President Fox has demanded that Mexico be treated as the U.S.'s "peer," despite the fact that one nation is a superpower and the other what was once politely referred to as a banana republic. He has vowed to forge a "more equal relationship" with the U.S. on the subjects of illegal immigration and drug smuggling, as if Americans were flooding Mexico with drugs and illegal aliens. His political refrain of opening the U.S.-Mexican border is a gamble whose temerity shows that he clearly understands the decadence of the U.S. political elite, which can read the Wall St. Journal's call for a constitutional amendment stating that "there shall be open borders" with a straight face. Our failure to defend our own borders has enabled him to threaten that the "immigrants" will keep coming illegally if the U.S. does not comply with his demands. If we would only defend those borders, this blackmail would mean nothing.

Despite claiming a desire to assimilate when in front of gullible mainstream American audiences, many Latinos already in the U.S. have basically ceased being loyal to this country. Although some Mexican Americans have always been loyal to this country, (see the movie Lone Star for an example) they are increasingly outnumbered by their disloyal cousins. This isn't just a matter of throwing rocks at the US soccer team when it played Mexico in Los Angeles a few years ago. They loudly demand an amnesty and voting rights for illegal aliens, protest against deportations of criminals who are illegally in the U.S, and threaten to sue local authorities if police are allowed to enforce the U.S.immigration laws or to refuse driver's licenses to illegals. And the mainstream media act as if all these things don't happen or else openly side with the defenders of illegality and anti-Americanism.

Mexico's pursuit of her national interest at our expense is understandable.What is incomprehensible is the open collaboration of some Americans, masked by a thick coating of political correctness. The Texas legislature recently conducted an entire session in Spanish. Several U.S. Senators (Phil Gramm is one) and Congressmen (Luis Gutierrez is one) do the best they can to pass an amnesty-type legislation that would keep the army of Mexican "migrants" pouring into the U.S, serving permanent notice that no matter what laws we pass, we will eventually reward those who succeed in breaking them.

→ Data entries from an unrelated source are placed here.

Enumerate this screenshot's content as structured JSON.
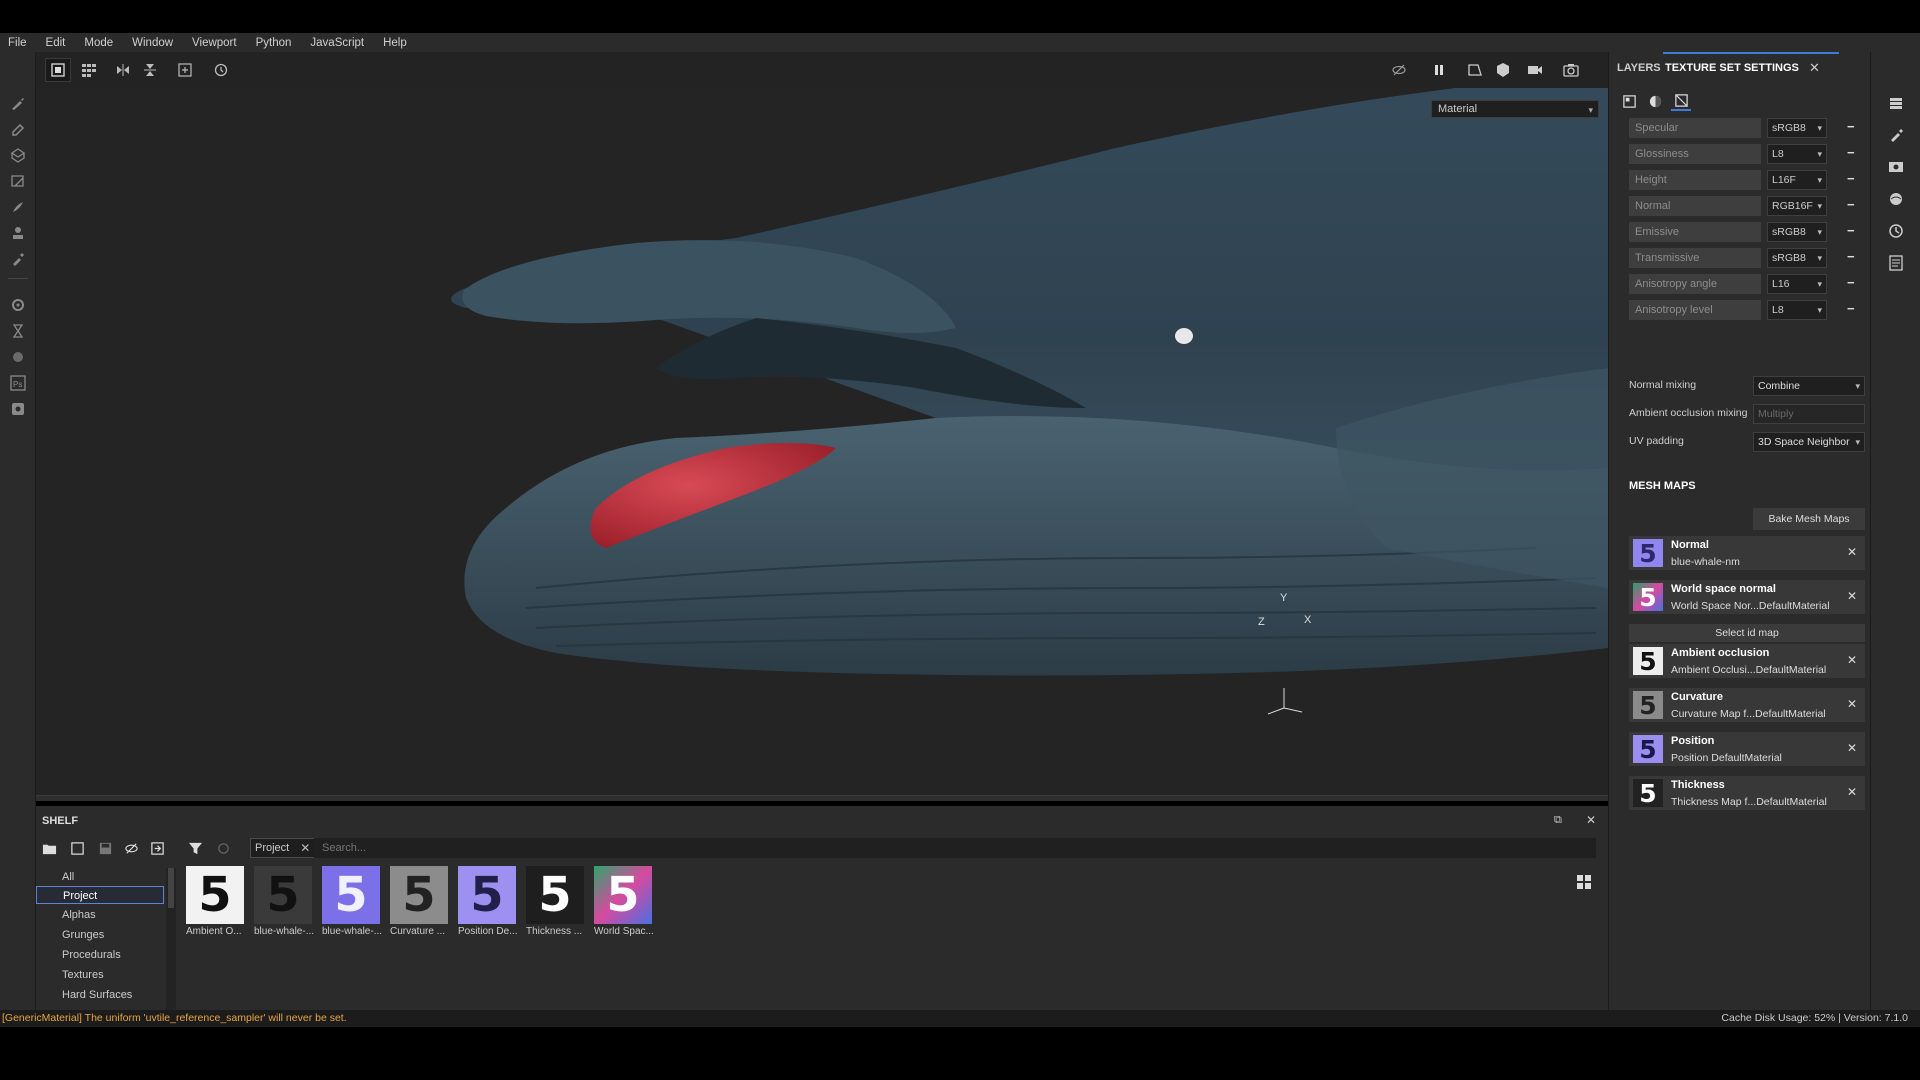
{
  "menu": [
    "File",
    "Edit",
    "Mode",
    "Window",
    "Viewport",
    "Python",
    "JavaScript",
    "Help"
  ],
  "viewport": {
    "material_mode": "Material",
    "axis_labels": {
      "x": "X",
      "y": "Y",
      "z": "Z"
    }
  },
  "right_panel": {
    "tabs": {
      "layers": "LAYERS",
      "texture_set_settings": "TEXTURE SET SETTINGS"
    },
    "close": "✕",
    "channels": [
      {
        "name": "Specular",
        "format": "sRGB8"
      },
      {
        "name": "Glossiness",
        "format": "L8"
      },
      {
        "name": "Height",
        "format": "L16F"
      },
      {
        "name": "Normal",
        "format": "RGB16F"
      },
      {
        "name": "Emissive",
        "format": "sRGB8"
      },
      {
        "name": "Transmissive",
        "format": "sRGB8"
      },
      {
        "name": "Anisotropy angle",
        "format": "L16"
      },
      {
        "name": "Anisotropy level",
        "format": "L8"
      }
    ],
    "normal_mixing": {
      "label": "Normal mixing",
      "value": "Combine"
    },
    "ao_mixing": {
      "label": "Ambient occlusion mixing",
      "value": "Multiply"
    },
    "uv_padding": {
      "label": "UV padding",
      "value": "3D Space Neighbor"
    },
    "mesh_maps_title": "MESH MAPS",
    "bake_button": "Bake Mesh Maps",
    "select_id_map": "Select id map",
    "mesh_maps": [
      {
        "name": "Normal",
        "file": "blue-whale-nm",
        "thumb_color": "#7b6de8",
        "thumb_bg": "#8f86f0"
      },
      {
        "name": "World space normal",
        "file": "World Space Nor...DefaultMaterial",
        "thumb_color": "#ffffff",
        "thumb_bg": "#2aa06a"
      },
      {
        "name": "Ambient occlusion",
        "file": "Ambient Occlusi...DefaultMaterial",
        "thumb_color": "#111111",
        "thumb_bg": "#eeeeee"
      },
      {
        "name": "Curvature",
        "file": "Curvature Map f...DefaultMaterial",
        "thumb_color": "#222222",
        "thumb_bg": "#8a8a8a"
      },
      {
        "name": "Position",
        "file": "Position DefaultMaterial",
        "thumb_color": "#1a1a4a",
        "thumb_bg": "#9c8ef0"
      },
      {
        "name": "Thickness",
        "file": "Thickness Map f...DefaultMaterial",
        "thumb_color": "#ffffff",
        "thumb_bg": "#222222"
      }
    ]
  },
  "shelf": {
    "title": "SHELF",
    "project_chip": "Project",
    "search_placeholder": "Search...",
    "categories": [
      "All",
      "Project",
      "Alphas",
      "Grunges",
      "Procedurals",
      "Textures",
      "Hard Surfaces"
    ],
    "selected_category": "Project",
    "items": [
      {
        "label": "Ambient O...",
        "fg": "#111111",
        "bg": "#f2f2f2"
      },
      {
        "label": "blue-whale-...",
        "fg": "#111111",
        "bg": "#3a3a3a"
      },
      {
        "label": "blue-whale-...",
        "fg": "#f0f0ff",
        "bg": "#7b70e8"
      },
      {
        "label": "Curvature ...",
        "fg": "#222222",
        "bg": "#8c8c8c"
      },
      {
        "label": "Position De...",
        "fg": "#20204a",
        "bg": "#9d90f0"
      },
      {
        "label": "Thickness ...",
        "fg": "#ffffff",
        "bg": "#1e1e1e"
      },
      {
        "label": "World Spac...",
        "fg": "#ffffff",
        "bg": "#2ea46a"
      }
    ]
  },
  "status": {
    "message": "[GenericMaterial] The uniform 'uvtile_reference_sampler' will never be set.",
    "right": "Cache Disk Usage:    52% | Version: 7.1.0"
  },
  "colors": {
    "accent": "#3d7bd6",
    "warning": "#e8a640",
    "whale": "#2f4250",
    "tongue": "#c0313c"
  }
}
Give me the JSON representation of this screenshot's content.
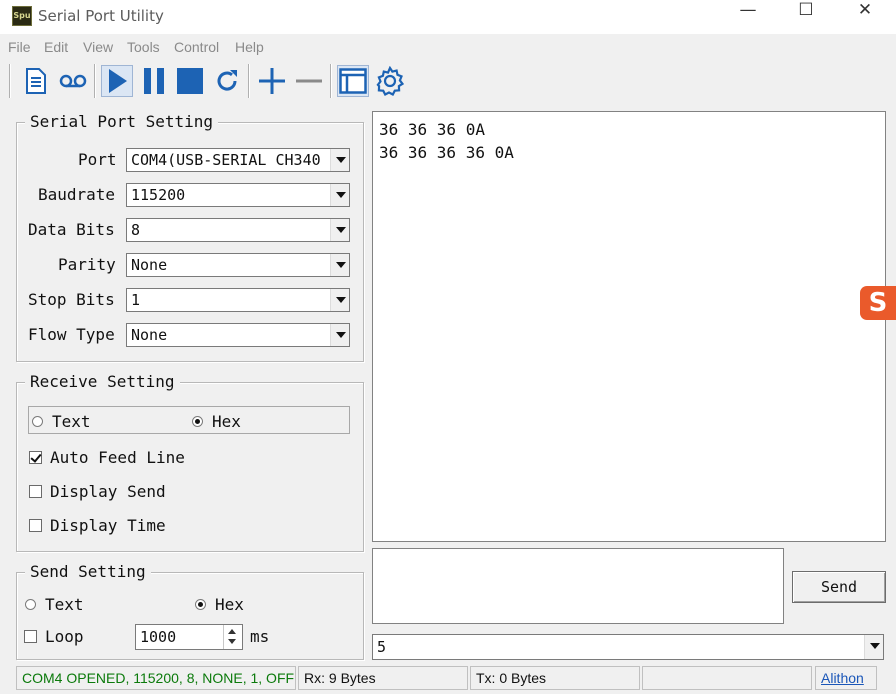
{
  "window": {
    "title": "Serial Port Utility",
    "icon_text": "Spu",
    "controls": {
      "minimize": "—",
      "maximize": "☐",
      "close": "✕"
    }
  },
  "menu": [
    "File",
    "Edit",
    "View",
    "Tools",
    "Control",
    "Help"
  ],
  "toolbar": {
    "icons": [
      "new-document-icon",
      "record-icon",
      "play-icon",
      "pause-icon",
      "stop-icon",
      "refresh-icon",
      "add-icon",
      "remove-icon",
      "window-icon",
      "settings-icon"
    ],
    "accent": "#1d63b4"
  },
  "serial_port_setting": {
    "title": "Serial Port Setting",
    "fields": [
      {
        "label": "Port",
        "value": "COM4(USB-SERIAL CH340"
      },
      {
        "label": "Baudrate",
        "value": "115200"
      },
      {
        "label": "Data Bits",
        "value": "8"
      },
      {
        "label": "Parity",
        "value": "None"
      },
      {
        "label": "Stop Bits",
        "value": "1"
      },
      {
        "label": "Flow Type",
        "value": "None"
      }
    ]
  },
  "receive_setting": {
    "title": "Receive Setting",
    "text_label": "Text",
    "hex_label": "Hex",
    "selected": "Hex",
    "auto_feed_line": {
      "label": "Auto Feed Line",
      "checked": true
    },
    "display_send": {
      "label": "Display Send",
      "checked": false
    },
    "display_time": {
      "label": "Display Time",
      "checked": false
    }
  },
  "send_setting": {
    "title": "Send Setting",
    "text_label": "Text",
    "hex_label": "Hex",
    "selected": "Hex",
    "loop_label": "Loop",
    "loop_checked": false,
    "interval": "1000",
    "unit": "ms"
  },
  "receive_area": {
    "lines": [
      "36 36 36 0A",
      "36 36 36 36 0A"
    ]
  },
  "send_area": {
    "text": "",
    "send_button": "Send",
    "history_value": "5"
  },
  "status_bar": {
    "connection": "COM4 OPENED, 115200, 8, NONE, 1, OFF",
    "connection_color": "#0b7a0b",
    "rx": "Rx: 9 Bytes",
    "tx": "Tx: 0 Bytes",
    "brand": "Alithon",
    "brand_color": "#1a56b8"
  },
  "overlay": {
    "sogou_label": "S",
    "color": "#ea5a2b"
  }
}
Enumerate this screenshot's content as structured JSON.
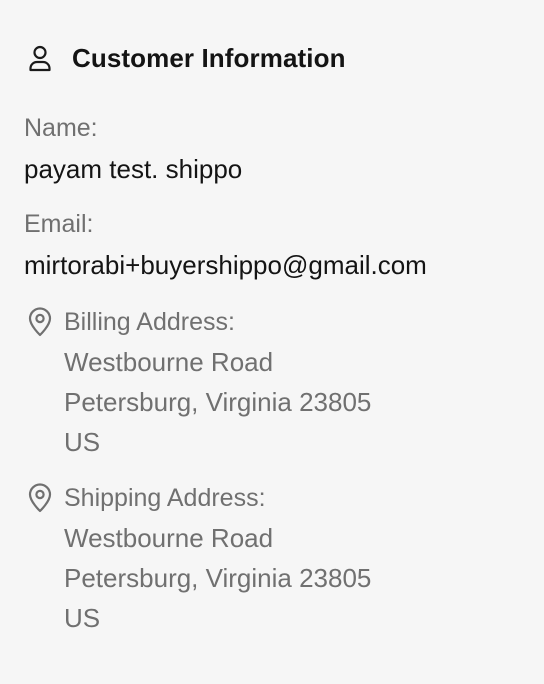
{
  "header": {
    "title": "Customer Information",
    "icon": "user-icon"
  },
  "name": {
    "label": "Name:",
    "value": "payam test. shippo"
  },
  "email": {
    "label": "Email:",
    "value": "mirtorabi+buyershippo@gmail.com"
  },
  "billing": {
    "label": "Billing Address:",
    "icon": "location-pin-icon",
    "street": "Westbourne Road",
    "city_state_zip": "Petersburg, Virginia 23805",
    "country": "US"
  },
  "shipping": {
    "label": "Shipping Address:",
    "icon": "location-pin-icon",
    "street": "Westbourne Road",
    "city_state_zip": "Petersburg, Virginia 23805",
    "country": "US"
  },
  "colors": {
    "background": "#f6f6f6",
    "text_primary": "#141414",
    "text_secondary": "#707070"
  }
}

When Secretary of State Collin Powell said to Castaneda, "Our common border is no longer a line that divide us," this may well turn out to have been a literal prediction of the future, not a piece of warm-and-fuzzy rhetoric. Bush's outreach to Hispanic voters has been so awesomely unsuccessful in terms of actually getting them to vote for him that one cannot but wonder if he has other motives for this fruitless policy.

The tragedy of it all is that, given our fundamentally absolute superiority of power over Mexico, we could end all this nonsense simply by standing firm on fundamental and obvious issues like our right to enforce our own laws and keep our own culture. We wouldn't even have to do anything nasty to make the point. But if our own decadent willingness to hand over our country to an aggressive foreign power remains painfully obvious, the Mexicans will be fools not to continue to exploit it. We educated half their elite at Harvard and the University of Chicago, so of course they are bright enough to figure out what's going on. The biggest puzzle is how we expect them to respect a nation that clearly doesn't respect itself. It's time we did, for our sake and, in the long run, their own.